Please restate your question to be clearer. You want to groupby(['Date','Stock']), then:
take only the first record for each UiD and sum (aggregate) its
Quantity, but also
sum all leg1 values for that Date,Stock
combination (not just the first-for-each-UiD). Is that right?
Anyway you want to perform an aggregation (sum) on multiple columns, and yeah the way to avoid repetition of groupby(['Date','Stock']) is to keep one dataframe, not try to stitch together two dataframes from two individual aggregate operations.
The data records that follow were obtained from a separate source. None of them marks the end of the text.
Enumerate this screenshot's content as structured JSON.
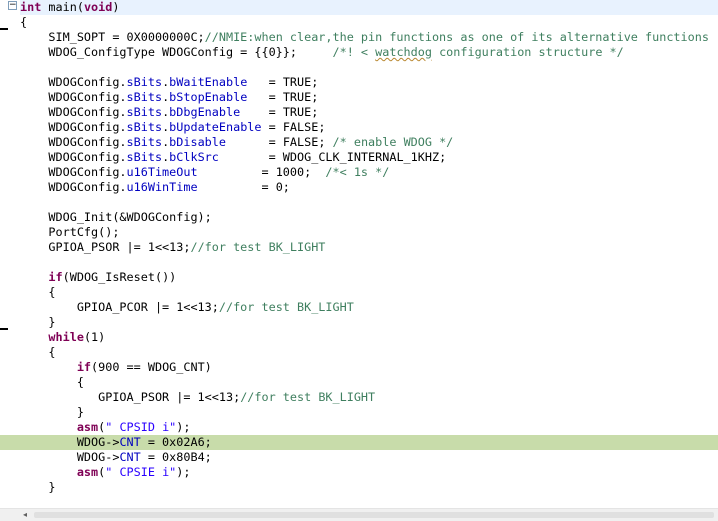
{
  "editor": {
    "lines": [
      {
        "tokens": [
          {
            "t": "int",
            "c": "kw"
          },
          {
            "t": " ",
            "c": ""
          },
          {
            "t": "main",
            "c": "fn"
          },
          {
            "t": "(",
            "c": ""
          },
          {
            "t": "void",
            "c": "kw"
          },
          {
            "t": ")",
            "c": ""
          }
        ]
      },
      {
        "tokens": [
          {
            "t": "{",
            "c": ""
          }
        ]
      },
      {
        "tokens": [
          {
            "t": "    SIM_SOPT = 0X0000000C;",
            "c": ""
          },
          {
            "t": "//NMIE:when clear,the pin functions as one of its alternative functions",
            "c": "cm"
          }
        ]
      },
      {
        "tokens": [
          {
            "t": "    WDOG_ConfigType WDOGConfig = {{0}};     ",
            "c": ""
          },
          {
            "t": "/*! < ",
            "c": "cm"
          },
          {
            "t": "watchdog",
            "c": "cm wavy"
          },
          {
            "t": " configuration structure */",
            "c": "cm"
          }
        ]
      },
      {
        "tokens": []
      },
      {
        "tokens": [
          {
            "t": "    WDOGConfig.",
            "c": ""
          },
          {
            "t": "sBits",
            "c": "fld"
          },
          {
            "t": ".",
            "c": ""
          },
          {
            "t": "bWaitEnable",
            "c": "fld"
          },
          {
            "t": "   = TRUE;",
            "c": ""
          }
        ]
      },
      {
        "tokens": [
          {
            "t": "    WDOGConfig.",
            "c": ""
          },
          {
            "t": "sBits",
            "c": "fld"
          },
          {
            "t": ".",
            "c": ""
          },
          {
            "t": "bStopEnable",
            "c": "fld"
          },
          {
            "t": "   = TRUE;",
            "c": ""
          }
        ]
      },
      {
        "tokens": [
          {
            "t": "    WDOGConfig.",
            "c": ""
          },
          {
            "t": "sBits",
            "c": "fld"
          },
          {
            "t": ".",
            "c": ""
          },
          {
            "t": "bDbgEnable",
            "c": "fld"
          },
          {
            "t": "    = TRUE;",
            "c": ""
          }
        ]
      },
      {
        "tokens": [
          {
            "t": "    WDOGConfig.",
            "c": ""
          },
          {
            "t": "sBits",
            "c": "fld"
          },
          {
            "t": ".",
            "c": ""
          },
          {
            "t": "bUpdateEnable",
            "c": "fld"
          },
          {
            "t": " = FALSE;",
            "c": ""
          }
        ]
      },
      {
        "tokens": [
          {
            "t": "    WDOGConfig.",
            "c": ""
          },
          {
            "t": "sBits",
            "c": "fld"
          },
          {
            "t": ".",
            "c": ""
          },
          {
            "t": "bDisable",
            "c": "fld"
          },
          {
            "t": "      = FALSE; ",
            "c": ""
          },
          {
            "t": "/* enable WDOG */",
            "c": "cm"
          }
        ]
      },
      {
        "tokens": [
          {
            "t": "    WDOGConfig.",
            "c": ""
          },
          {
            "t": "sBits",
            "c": "fld"
          },
          {
            "t": ".",
            "c": ""
          },
          {
            "t": "bClkSrc",
            "c": "fld"
          },
          {
            "t": "       = WDOG_CLK_INTERNAL_1KHZ;",
            "c": ""
          }
        ]
      },
      {
        "tokens": [
          {
            "t": "    WDOGConfig.",
            "c": ""
          },
          {
            "t": "u16TimeOut",
            "c": "fld"
          },
          {
            "t": "         = 1000;  ",
            "c": ""
          },
          {
            "t": "/*< 1s */",
            "c": "cm"
          }
        ]
      },
      {
        "tokens": [
          {
            "t": "    WDOGConfig.",
            "c": ""
          },
          {
            "t": "u16WinTime",
            "c": "fld"
          },
          {
            "t": "         = 0;",
            "c": ""
          }
        ]
      },
      {
        "tokens": []
      },
      {
        "tokens": [
          {
            "t": "    WDOG_Init(&WDOGConfig);",
            "c": ""
          }
        ]
      },
      {
        "tokens": [
          {
            "t": "    PortCfg();",
            "c": ""
          }
        ]
      },
      {
        "tokens": [
          {
            "t": "    GPIOA_PSOR |= 1<<13;",
            "c": ""
          },
          {
            "t": "//for test BK_LIGHT",
            "c": "cm"
          }
        ]
      },
      {
        "tokens": []
      },
      {
        "tokens": [
          {
            "t": "    ",
            "c": ""
          },
          {
            "t": "if",
            "c": "kw"
          },
          {
            "t": "(WDOG_IsReset())",
            "c": ""
          }
        ]
      },
      {
        "tokens": [
          {
            "t": "    {",
            "c": ""
          }
        ]
      },
      {
        "tokens": [
          {
            "t": "        GPIOA_PCOR |= 1<<13;",
            "c": ""
          },
          {
            "t": "//for test BK_LIGHT",
            "c": "cm"
          }
        ]
      },
      {
        "tokens": [
          {
            "t": "    }",
            "c": ""
          }
        ]
      },
      {
        "tokens": [
          {
            "t": "    ",
            "c": ""
          },
          {
            "t": "while",
            "c": "kw"
          },
          {
            "t": "(1)",
            "c": ""
          }
        ]
      },
      {
        "tokens": [
          {
            "t": "    {",
            "c": ""
          }
        ]
      },
      {
        "tokens": [
          {
            "t": "        ",
            "c": ""
          },
          {
            "t": "if",
            "c": "kw"
          },
          {
            "t": "(900 == WDOG_CNT)",
            "c": ""
          }
        ]
      },
      {
        "tokens": [
          {
            "t": "        {",
            "c": ""
          }
        ]
      },
      {
        "tokens": [
          {
            "t": "           GPIOA_PSOR |= 1<<13;",
            "c": ""
          },
          {
            "t": "//for test BK_LIGHT",
            "c": "cm"
          }
        ]
      },
      {
        "tokens": [
          {
            "t": "        }",
            "c": ""
          }
        ]
      },
      {
        "tokens": [
          {
            "t": "        ",
            "c": ""
          },
          {
            "t": "asm",
            "c": "kw"
          },
          {
            "t": "(",
            "c": ""
          },
          {
            "t": "\" CPSID i\"",
            "c": "str"
          },
          {
            "t": ");",
            "c": ""
          }
        ]
      },
      {
        "tokens": [
          {
            "t": "        WDOG->",
            "c": ""
          },
          {
            "t": "CNT",
            "c": "fld"
          },
          {
            "t": " = 0x02A6;",
            "c": ""
          }
        ],
        "highlight": true
      },
      {
        "tokens": [
          {
            "t": "        WDOG->",
            "c": ""
          },
          {
            "t": "CNT",
            "c": "fld"
          },
          {
            "t": " = 0x80B4;",
            "c": ""
          }
        ]
      },
      {
        "tokens": [
          {
            "t": "        ",
            "c": ""
          },
          {
            "t": "asm",
            "c": "kw"
          },
          {
            "t": "(",
            "c": ""
          },
          {
            "t": "\" CPSIE i\"",
            "c": "str"
          },
          {
            "t": ");",
            "c": ""
          }
        ]
      },
      {
        "tokens": [
          {
            "t": "    }",
            "c": ""
          }
        ]
      }
    ],
    "current_line_index": 0,
    "highlighted_line_index": 29
  },
  "gutter": {
    "fold_icon": "minus",
    "change_markers_at_lines": [
      1,
      21
    ]
  },
  "scrollbar": {
    "left_arrow": "◂"
  },
  "colors": {
    "keyword": "#7f0055",
    "comment": "#3f7f5f",
    "field": "#0000c0",
    "string": "#2a00ff",
    "current_line": "#e8f2fe",
    "execution_line": "#c8dcaa"
  }
}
Something like the following (I'll fix it once you confirm this is what you want):
def filter_first_UiD(g):
#return g.groupby('UiD').first().agg(np.sum)
return g.groupby('UiD').first().agg({'Quantity':'sum', 'leg1':'sum'})
df1.groupby(['Date','Stock']).apply(filter_first_UiD)
The way I dealt with the last scenario of avoiding groupby to fail if ['Date','Stock'] contains 'UiD' as one of the keys or if ['Date','Stock'] is replaced by just ['UiD'] is as follows:
>>> df2 = pd.concat([dfg1['leg1'].sum(), dfg1[].first() if 'UiD' in `['Date','Stock']` else dfg1.apply(lambda x:x.groupby('UiD').first()).groupby(['Date','Stock']).apply(lambda x:np.sum(x['Quantity']))],axis=1)
But more elegant solution is still an open question.